В правом дальнем углу зала на бархатном кресле восседала хозяйка дома, а чуть далее, через два ряда кресел — мы с Петром Ивановичем, который в это время как раз хвастался какому-то старому аристократу моими вокальными и математическими способностями, промолчав, конечно же, о мнимом безумии своего отпрыска-«виртуоза».

В северной части залы располагалась низкая и широкая сцена, на которой, должно быть, удобно было петь и танцевать. Хотя, кому бы из присутствующих пришла в голову столь безумная идея?

Когда я уже начал клевать носом, вдруг послышался едва слышный скрипучий голосок мажордома:

— Синьор Риккардо Броски и его брат, синьор Карло Броски!

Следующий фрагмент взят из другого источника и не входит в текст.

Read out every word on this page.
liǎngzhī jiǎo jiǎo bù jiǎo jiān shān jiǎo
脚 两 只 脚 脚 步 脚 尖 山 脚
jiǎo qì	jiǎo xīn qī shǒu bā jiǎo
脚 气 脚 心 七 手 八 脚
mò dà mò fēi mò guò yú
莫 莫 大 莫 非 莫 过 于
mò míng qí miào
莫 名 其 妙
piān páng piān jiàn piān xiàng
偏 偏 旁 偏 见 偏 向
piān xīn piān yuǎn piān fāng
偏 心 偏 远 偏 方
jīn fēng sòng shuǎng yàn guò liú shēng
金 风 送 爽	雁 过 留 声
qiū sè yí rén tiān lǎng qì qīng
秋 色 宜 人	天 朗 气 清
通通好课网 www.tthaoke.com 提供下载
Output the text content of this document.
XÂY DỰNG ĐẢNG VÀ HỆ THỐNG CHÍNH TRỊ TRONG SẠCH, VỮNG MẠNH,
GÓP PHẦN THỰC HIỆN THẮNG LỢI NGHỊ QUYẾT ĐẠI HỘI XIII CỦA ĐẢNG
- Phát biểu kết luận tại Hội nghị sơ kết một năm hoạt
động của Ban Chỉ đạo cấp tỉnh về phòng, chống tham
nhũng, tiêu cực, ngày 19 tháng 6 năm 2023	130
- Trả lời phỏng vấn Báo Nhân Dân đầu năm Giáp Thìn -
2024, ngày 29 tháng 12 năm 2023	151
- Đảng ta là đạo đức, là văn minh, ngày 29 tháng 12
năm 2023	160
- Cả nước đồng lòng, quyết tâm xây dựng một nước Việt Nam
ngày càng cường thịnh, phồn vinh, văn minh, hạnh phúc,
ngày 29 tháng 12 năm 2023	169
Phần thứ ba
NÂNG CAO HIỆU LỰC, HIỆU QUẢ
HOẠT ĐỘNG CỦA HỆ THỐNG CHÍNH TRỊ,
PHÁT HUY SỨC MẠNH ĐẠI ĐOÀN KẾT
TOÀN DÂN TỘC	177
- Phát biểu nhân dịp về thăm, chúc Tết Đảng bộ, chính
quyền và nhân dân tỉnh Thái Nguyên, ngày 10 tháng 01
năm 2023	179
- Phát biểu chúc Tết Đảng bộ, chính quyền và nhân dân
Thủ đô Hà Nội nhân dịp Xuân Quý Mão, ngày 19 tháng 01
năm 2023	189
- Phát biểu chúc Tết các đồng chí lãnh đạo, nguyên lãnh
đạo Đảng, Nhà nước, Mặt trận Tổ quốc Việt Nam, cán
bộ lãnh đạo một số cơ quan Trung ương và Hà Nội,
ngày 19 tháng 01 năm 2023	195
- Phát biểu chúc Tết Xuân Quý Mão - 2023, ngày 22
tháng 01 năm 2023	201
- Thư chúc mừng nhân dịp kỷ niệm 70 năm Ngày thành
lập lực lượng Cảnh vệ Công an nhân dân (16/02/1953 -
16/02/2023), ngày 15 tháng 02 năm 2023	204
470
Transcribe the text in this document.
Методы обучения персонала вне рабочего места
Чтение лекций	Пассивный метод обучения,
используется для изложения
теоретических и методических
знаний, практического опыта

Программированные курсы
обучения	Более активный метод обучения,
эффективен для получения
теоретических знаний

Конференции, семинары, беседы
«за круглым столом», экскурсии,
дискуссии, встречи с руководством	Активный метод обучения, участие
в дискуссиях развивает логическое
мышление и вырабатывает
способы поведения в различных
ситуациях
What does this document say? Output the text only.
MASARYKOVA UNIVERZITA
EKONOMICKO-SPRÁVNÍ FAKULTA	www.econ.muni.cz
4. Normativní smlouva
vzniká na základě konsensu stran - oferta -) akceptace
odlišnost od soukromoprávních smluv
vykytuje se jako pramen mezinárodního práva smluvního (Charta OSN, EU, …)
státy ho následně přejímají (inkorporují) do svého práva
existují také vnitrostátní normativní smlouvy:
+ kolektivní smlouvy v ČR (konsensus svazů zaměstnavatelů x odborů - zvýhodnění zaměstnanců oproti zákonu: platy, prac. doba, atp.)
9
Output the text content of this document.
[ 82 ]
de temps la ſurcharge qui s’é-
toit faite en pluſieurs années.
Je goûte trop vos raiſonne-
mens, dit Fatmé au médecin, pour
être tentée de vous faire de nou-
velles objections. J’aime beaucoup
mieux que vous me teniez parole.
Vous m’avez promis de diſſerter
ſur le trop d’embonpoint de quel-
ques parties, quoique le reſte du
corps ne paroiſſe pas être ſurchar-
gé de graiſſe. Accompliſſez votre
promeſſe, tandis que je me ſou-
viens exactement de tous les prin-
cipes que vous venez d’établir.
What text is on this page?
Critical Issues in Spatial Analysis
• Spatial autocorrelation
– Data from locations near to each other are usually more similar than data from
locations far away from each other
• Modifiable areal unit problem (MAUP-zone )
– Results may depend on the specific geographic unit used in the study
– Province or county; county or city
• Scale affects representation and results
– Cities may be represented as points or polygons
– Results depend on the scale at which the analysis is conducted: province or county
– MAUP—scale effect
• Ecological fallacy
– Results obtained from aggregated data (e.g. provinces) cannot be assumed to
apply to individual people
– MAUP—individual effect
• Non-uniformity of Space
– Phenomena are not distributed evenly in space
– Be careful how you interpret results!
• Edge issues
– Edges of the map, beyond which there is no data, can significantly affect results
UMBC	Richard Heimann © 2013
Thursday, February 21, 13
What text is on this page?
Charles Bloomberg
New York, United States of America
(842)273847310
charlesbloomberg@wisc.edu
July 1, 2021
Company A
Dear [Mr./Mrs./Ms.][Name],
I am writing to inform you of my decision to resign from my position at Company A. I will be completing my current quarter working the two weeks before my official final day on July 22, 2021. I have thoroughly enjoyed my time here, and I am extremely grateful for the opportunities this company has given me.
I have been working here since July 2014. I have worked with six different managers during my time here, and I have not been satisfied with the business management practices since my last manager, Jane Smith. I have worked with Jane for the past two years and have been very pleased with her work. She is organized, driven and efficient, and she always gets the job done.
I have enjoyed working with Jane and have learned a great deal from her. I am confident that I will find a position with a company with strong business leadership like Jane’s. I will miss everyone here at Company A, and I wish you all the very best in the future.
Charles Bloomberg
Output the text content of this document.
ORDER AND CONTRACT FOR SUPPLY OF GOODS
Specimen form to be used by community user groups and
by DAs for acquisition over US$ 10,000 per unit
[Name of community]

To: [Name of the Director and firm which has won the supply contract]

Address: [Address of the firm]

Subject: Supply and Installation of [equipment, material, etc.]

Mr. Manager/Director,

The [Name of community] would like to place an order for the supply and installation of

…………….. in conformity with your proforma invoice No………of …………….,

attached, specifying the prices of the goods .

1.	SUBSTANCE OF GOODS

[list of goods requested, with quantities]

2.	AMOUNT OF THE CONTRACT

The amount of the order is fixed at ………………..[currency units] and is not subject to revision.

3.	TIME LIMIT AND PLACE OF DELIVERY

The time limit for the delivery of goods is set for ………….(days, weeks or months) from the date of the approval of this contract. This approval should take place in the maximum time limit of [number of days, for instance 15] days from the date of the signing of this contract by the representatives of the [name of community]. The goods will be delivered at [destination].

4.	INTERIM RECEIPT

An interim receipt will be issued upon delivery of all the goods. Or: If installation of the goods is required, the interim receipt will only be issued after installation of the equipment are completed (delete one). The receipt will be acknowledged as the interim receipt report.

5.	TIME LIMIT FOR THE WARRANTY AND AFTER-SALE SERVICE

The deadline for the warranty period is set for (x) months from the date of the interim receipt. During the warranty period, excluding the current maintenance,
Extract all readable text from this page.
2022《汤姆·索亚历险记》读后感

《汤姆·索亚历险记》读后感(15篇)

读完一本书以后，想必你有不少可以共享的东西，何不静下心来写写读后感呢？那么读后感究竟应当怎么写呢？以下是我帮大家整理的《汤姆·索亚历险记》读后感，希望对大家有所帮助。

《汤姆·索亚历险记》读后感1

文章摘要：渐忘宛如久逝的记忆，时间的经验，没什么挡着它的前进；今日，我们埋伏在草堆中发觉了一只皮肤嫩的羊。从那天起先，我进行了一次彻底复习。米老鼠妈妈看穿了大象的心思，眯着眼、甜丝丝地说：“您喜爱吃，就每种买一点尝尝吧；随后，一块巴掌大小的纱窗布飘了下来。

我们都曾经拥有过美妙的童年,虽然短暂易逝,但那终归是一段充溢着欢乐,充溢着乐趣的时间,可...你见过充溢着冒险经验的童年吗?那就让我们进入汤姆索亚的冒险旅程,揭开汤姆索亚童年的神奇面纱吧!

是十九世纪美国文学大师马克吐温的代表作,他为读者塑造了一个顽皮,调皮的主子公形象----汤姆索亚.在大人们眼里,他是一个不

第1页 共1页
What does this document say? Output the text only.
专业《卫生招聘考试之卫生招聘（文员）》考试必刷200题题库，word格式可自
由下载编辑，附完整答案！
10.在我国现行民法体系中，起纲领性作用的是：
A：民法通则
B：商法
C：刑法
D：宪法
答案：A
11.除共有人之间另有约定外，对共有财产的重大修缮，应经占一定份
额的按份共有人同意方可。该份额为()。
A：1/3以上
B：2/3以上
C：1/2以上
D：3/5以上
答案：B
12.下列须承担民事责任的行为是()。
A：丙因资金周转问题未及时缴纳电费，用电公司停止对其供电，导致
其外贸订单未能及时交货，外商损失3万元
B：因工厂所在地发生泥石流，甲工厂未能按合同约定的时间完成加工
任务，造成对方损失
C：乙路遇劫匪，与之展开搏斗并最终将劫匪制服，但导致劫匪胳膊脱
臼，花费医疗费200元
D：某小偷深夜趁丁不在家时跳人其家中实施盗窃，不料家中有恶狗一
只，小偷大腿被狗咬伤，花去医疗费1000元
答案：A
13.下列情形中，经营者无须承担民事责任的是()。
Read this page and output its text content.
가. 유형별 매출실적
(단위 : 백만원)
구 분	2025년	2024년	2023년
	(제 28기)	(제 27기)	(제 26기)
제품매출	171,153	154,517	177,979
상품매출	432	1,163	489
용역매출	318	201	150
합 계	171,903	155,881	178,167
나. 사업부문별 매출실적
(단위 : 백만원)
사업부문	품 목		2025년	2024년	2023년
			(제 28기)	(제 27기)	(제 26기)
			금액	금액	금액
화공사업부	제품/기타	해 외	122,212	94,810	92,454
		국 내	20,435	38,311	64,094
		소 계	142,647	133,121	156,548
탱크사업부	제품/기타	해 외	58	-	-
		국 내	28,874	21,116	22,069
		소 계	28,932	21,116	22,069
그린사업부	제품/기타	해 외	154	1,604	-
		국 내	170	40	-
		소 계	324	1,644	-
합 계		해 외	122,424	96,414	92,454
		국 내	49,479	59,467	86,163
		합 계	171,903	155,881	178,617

Броски. Броски?! При этих словах у меня сердце чуть не выпрыгнуло из грудной клетки. Боже, неужели я не ослышался?! Может быть, я сошёл с ума?

Как бы то ни было, я нашёл в себе силы повернуть голову в сторону парадных дверей и увидел его… Ангела во плоти, несравненного Фаринелли. Его огромные, почти чёрные глаза излучали такую волну какой-то невероятной светлой энергии, что её вполне хватило бы, чтобы оживить это сонное царство и вдохнуть в него жизнь. Я был удивлён, с насколько искренней и приятной улыбкой великий Мастер приветствует этих надменных и пафосных стариков, словно он действительно рад их видеть.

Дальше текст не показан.